The issue is not present for horizontal axes, so I think it's related to the fact that vertical texture coords start from 1 at the top
The issue is not present for horizontal axes, so I think it's related to the fact that vertical texture coords start from 1 at the top
Yeah, I'm also testing it and I found out the same thing. 100% agree, there seems to be a bug related to the Y axis.
I can't find where the bug is. Inverting the input value into the fragment shader does seem to fix the issue, but inverting the UV coordinates (which should be the same) does not. Furthermore, any other sample application does work as expected... I'm starting to think there is something wrong with this example.
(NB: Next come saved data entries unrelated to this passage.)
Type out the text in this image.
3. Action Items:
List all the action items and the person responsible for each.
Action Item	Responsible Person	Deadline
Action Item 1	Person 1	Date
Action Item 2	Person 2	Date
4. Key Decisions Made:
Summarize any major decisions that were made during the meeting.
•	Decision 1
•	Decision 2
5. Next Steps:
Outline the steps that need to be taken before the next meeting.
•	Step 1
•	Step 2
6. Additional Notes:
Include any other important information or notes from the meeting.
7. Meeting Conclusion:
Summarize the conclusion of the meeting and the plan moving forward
I managed to fix it by completely redoing the way log scale transforms are done. It's slightly more costly on the CPU side but it also allows to use other scales. I did this on my fork where I added support for alternate frequency scales but I'll make a PR upstream at some point
But more or less, in ImPlotAxis::UpdateTransformCache() :
LogM = IsLog() ? ImLog10(Range.Min) : 0;
LogR = IsLog() ? ImLog10(Range.Max) - LogM : 0;
In PixelsToPlot() and PlotToPixels() :
if (IsLog()) {
double t = (plt - Range.Min) / Range.Size();
plt = ImPow(10, t * LogR + LogM);
}
if (IsLog()) {
plt = plt <= 0.0 ? IMPLOT_LOG_ZERO : plt;
double t = (ImLog10(plt) - LogM) / LogR;
plt = ImLerp(Range.Min, Range.Max, (float)t);
}
And similar in TransformerLog, and it renders as expected.
It uncovered another bug though, where the very last row of the heatmap isn't rendered properly:
Wow, awesome! So now you basically do the transformation on the CPU side and then you render the heatmap on the GPU without applying any transformation? Is that correct? I'm just curious, as this seems like a really good solution. And according to the framerate shown on the images, it looks like the performance is unchanged. Good job! 😄
It uncovered another bug though, where the very last row of the heatmap isn't rendered properly
This looks like it is wrapping around (which it should, since it is an OpenGL texture after all...). I might take a look at it in the coming days and open a PR if I find out what's wrong. Thanks for reporting!
So now you basically do the transformation on the CPU side and then you render the heatmap on the GPU without applying any transformation? Is that correct?
Nah, it's pretty much the same process as before, transform from linear on [min,max] to log on the CPU side, transform from log to linear on [0,1] on the GPU side.
The "only" thing I changed was the way that the CPU-side log transform was being done. The quotient method seemed to have too many tricky edge cases.
You can look at the code on the fork if you want, though it does also have extra code to include other scales than log.
The general formula that I used is that for any scale transformation function Tr, the forward transform from [min,max] to [0,1] is (Tr(x) - Tr(min)) / (Tr(max) - Tr(min)) and the inverse transform from [0,1] to [min,max] is InvTr(x * (Tr(max) - Tr(min)) + Tr(min))
The "only" thing I changed was the way that the CPU-side log transform was being done. The quotient method seemed to have too many tricky edge cases.
Oh! That explains why I didn't find the bug in the shader 😂 Thanks for sharing the fork though, will definitely take a look at it :)
Could this log scaling be extended to include negative values? (as described in J Beau W Webber 2013 Meas. Sci. Technol. 24 027001 https://doi.org/10.1088/0957-0233/24/2/027001)